Ces initiatives permettent aux industriels grands consommateurs de gaz, qui représentent environ 20% de la consommation totale française, de choisir leur fournisseur au niveau européen. Le gaz peut d'ores et déjà être acheminé sur les réseaux de transport français, selon des conditions commerciales transparentes et publiées sur Internet par les exploitants des réseaux.
L'application du régime transitoire a d'ores et déjà permis aux premiers clients éligibles de renégocier leur contrat de fourniture de gaz et, dans certains cas, de changer de fournisseur. C'est ainsi qu'un certain nombre de clients éligibles, représentant un volume de ventes annuelles estimé aujourd'hui à 11 TWh, ont fait appel à de nouveaux fournisseurs de gaz naturel installés dans d'autres Etats membres et notamment au Royaume-Uni.
Ces faits objectifs démontrent bien que la France répond à ses engagements communautaires. A de multiples égards, j'affirme que la mise en place progressive de l'accès aux réseaux gaziers français conduit à une ouverture effective du marché français et cela dans de meilleures conditions que dans d'autres Etats membres dans lesquels l'accès se heurte à des obstacles techniques et économiques.

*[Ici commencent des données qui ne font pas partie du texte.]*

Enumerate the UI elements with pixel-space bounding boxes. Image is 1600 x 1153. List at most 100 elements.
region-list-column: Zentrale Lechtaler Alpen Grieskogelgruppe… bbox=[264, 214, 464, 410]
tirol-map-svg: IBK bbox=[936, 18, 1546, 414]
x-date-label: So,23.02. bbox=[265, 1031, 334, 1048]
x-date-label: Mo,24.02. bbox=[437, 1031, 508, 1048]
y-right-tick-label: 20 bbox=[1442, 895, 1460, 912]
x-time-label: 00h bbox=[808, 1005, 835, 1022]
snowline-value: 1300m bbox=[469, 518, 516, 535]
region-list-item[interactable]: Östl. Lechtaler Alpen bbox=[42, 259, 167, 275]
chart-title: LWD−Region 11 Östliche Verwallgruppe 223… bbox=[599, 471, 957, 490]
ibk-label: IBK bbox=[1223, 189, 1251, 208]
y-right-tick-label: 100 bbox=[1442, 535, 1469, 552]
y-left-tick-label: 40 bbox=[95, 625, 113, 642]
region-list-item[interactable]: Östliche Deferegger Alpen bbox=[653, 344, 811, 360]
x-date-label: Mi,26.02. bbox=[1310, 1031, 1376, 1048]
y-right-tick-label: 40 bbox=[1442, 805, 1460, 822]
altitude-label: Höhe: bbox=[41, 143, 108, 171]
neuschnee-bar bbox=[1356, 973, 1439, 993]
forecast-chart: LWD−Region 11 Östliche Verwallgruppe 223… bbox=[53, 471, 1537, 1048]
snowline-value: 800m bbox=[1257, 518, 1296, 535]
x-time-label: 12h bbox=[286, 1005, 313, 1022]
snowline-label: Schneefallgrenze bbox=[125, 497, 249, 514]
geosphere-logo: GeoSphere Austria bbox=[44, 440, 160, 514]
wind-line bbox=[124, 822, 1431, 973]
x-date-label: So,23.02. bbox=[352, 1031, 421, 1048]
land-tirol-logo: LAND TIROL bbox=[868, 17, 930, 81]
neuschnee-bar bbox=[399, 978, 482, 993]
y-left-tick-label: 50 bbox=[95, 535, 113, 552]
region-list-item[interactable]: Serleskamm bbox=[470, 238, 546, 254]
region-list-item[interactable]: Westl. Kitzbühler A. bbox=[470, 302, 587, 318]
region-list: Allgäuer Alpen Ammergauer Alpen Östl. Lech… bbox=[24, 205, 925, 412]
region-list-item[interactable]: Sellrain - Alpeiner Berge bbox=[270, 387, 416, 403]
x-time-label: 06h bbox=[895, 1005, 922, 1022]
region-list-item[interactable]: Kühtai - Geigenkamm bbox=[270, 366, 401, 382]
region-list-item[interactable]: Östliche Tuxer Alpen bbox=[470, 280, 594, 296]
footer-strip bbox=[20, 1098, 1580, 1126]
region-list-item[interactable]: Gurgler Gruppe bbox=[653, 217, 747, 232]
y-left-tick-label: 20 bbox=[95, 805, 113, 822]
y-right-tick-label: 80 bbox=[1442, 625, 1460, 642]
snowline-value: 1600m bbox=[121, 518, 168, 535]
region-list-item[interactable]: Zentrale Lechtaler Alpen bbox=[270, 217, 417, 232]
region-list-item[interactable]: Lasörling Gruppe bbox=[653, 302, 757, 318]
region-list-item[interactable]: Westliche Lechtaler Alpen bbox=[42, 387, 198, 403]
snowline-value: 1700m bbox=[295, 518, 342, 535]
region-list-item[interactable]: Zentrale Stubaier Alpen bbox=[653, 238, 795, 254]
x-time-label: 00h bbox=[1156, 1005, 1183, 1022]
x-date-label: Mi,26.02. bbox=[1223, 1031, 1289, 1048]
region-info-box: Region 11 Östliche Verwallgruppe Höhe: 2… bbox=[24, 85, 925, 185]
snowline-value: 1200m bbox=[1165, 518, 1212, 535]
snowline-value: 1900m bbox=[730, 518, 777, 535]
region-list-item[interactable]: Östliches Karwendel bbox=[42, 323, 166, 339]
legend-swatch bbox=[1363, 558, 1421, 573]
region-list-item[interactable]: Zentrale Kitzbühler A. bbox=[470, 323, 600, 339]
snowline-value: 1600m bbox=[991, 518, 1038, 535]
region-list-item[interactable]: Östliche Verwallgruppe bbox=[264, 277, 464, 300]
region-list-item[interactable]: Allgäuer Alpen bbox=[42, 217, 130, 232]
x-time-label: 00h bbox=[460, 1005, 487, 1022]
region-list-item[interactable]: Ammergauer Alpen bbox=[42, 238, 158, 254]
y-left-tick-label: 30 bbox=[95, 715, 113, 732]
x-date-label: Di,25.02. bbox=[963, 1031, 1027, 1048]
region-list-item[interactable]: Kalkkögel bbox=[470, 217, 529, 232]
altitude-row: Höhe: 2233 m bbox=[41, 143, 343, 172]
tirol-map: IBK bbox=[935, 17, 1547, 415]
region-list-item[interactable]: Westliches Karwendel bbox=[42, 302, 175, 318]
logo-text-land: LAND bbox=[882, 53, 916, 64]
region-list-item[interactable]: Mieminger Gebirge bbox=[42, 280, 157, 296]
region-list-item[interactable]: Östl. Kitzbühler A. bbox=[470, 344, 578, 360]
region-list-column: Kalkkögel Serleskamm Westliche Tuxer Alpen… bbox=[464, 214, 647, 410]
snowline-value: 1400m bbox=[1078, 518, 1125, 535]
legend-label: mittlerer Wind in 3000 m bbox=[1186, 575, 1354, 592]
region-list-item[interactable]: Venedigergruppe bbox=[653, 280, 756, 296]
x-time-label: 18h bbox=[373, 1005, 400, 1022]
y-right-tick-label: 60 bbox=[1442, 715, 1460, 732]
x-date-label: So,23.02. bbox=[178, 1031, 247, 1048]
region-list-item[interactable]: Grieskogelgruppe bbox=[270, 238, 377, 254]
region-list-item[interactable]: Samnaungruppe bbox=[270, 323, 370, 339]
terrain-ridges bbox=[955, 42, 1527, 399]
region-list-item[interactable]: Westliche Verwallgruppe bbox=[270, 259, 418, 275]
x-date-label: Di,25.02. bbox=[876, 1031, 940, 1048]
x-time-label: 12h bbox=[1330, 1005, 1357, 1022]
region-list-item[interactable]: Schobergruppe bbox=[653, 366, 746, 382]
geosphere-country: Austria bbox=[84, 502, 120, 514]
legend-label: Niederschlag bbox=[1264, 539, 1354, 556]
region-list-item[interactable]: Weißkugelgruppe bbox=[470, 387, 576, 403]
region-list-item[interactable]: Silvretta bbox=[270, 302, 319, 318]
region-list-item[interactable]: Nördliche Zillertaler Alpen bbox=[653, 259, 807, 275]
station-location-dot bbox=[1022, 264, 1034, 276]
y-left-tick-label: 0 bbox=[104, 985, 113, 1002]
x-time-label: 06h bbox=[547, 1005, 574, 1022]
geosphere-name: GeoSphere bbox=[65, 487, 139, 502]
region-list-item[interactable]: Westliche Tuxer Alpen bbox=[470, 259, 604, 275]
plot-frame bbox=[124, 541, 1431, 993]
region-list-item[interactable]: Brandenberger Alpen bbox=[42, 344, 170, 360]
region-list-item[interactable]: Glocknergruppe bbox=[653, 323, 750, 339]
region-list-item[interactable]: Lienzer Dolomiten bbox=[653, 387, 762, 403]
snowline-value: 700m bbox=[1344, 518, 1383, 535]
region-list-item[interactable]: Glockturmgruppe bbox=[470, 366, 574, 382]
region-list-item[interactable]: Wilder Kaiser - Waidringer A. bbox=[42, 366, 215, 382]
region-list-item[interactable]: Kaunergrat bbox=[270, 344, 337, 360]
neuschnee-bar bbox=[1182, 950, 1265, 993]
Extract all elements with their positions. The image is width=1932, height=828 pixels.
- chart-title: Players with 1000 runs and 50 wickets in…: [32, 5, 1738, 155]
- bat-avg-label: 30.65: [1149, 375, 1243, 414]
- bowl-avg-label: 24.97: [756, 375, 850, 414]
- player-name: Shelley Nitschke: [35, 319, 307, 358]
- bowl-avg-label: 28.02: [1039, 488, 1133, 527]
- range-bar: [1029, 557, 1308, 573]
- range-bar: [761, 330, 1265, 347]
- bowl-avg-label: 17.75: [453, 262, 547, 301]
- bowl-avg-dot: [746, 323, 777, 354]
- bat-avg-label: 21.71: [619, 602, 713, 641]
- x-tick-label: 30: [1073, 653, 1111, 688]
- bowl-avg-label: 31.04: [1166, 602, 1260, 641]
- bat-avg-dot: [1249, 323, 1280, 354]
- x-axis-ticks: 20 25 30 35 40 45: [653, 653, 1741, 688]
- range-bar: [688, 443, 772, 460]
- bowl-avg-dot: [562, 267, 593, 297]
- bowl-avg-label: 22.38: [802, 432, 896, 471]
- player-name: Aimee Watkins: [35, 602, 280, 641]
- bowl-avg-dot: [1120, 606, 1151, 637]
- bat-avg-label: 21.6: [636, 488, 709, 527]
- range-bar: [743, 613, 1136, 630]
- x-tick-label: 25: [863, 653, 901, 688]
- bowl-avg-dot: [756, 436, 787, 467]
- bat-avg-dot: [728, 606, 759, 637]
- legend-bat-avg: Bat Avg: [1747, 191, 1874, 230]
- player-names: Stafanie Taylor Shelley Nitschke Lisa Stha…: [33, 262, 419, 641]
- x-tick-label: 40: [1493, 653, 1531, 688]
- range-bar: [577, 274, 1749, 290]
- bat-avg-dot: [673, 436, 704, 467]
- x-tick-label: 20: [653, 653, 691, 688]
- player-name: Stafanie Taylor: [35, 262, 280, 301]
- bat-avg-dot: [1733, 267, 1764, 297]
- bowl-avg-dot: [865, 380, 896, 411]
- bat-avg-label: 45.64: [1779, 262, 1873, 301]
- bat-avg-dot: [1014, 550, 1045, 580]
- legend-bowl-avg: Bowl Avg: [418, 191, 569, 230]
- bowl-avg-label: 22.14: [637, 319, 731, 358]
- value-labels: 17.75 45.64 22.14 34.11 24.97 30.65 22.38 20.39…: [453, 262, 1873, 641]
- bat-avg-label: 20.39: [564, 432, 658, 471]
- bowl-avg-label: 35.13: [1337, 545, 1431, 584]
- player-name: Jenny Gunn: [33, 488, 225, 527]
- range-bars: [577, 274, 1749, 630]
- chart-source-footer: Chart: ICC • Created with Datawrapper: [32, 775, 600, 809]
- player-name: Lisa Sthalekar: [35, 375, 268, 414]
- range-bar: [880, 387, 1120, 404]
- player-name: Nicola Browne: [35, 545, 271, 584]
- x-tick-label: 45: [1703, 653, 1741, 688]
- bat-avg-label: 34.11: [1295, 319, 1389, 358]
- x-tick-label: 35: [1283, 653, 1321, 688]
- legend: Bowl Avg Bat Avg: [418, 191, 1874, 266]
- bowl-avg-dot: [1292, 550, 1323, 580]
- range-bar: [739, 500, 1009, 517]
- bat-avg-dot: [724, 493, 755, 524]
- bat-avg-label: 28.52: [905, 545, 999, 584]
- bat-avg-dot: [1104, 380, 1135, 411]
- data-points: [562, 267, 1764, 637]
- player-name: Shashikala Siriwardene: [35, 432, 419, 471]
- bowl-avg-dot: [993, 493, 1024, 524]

4° Pour l'avenir, la Commission a récemment proposé que soit modifiée la directive actuelle pour aller dans le sens d'une ouverture accélérée du marché du gaz à la concurrence. Tous les clients "non domestiques" seraient éligibles et pourraient alors choisir leurs fournisseurs de gaz dès 2004. Cette possibilité serait ouverte à tous les consommateurs, y compris les consommateurs domestiques, en 2005.
Les spécificités gazières que j'ai déjà évoquées tout à l'heure m'incitent à une grande prudence face aux perspectives d'une ouverture excessive et précipitée du marché du gaz. Les discussions qui se déroulent actuellement à Bruxelles mentionnent bien que ces sujets sont très complexes et au coeur de la problématique énergétique européenne.
* * *
Je conclurai cette intervention en souhaitant deux bonnes journées de travail et d'échanges et que ce Congrès du gaz soit un grand succès pour l'industrie du gaz et pour tous ses acteurs.
Monsieur le Président, Mesdames et Messieurs, je vous remercie de votre attention.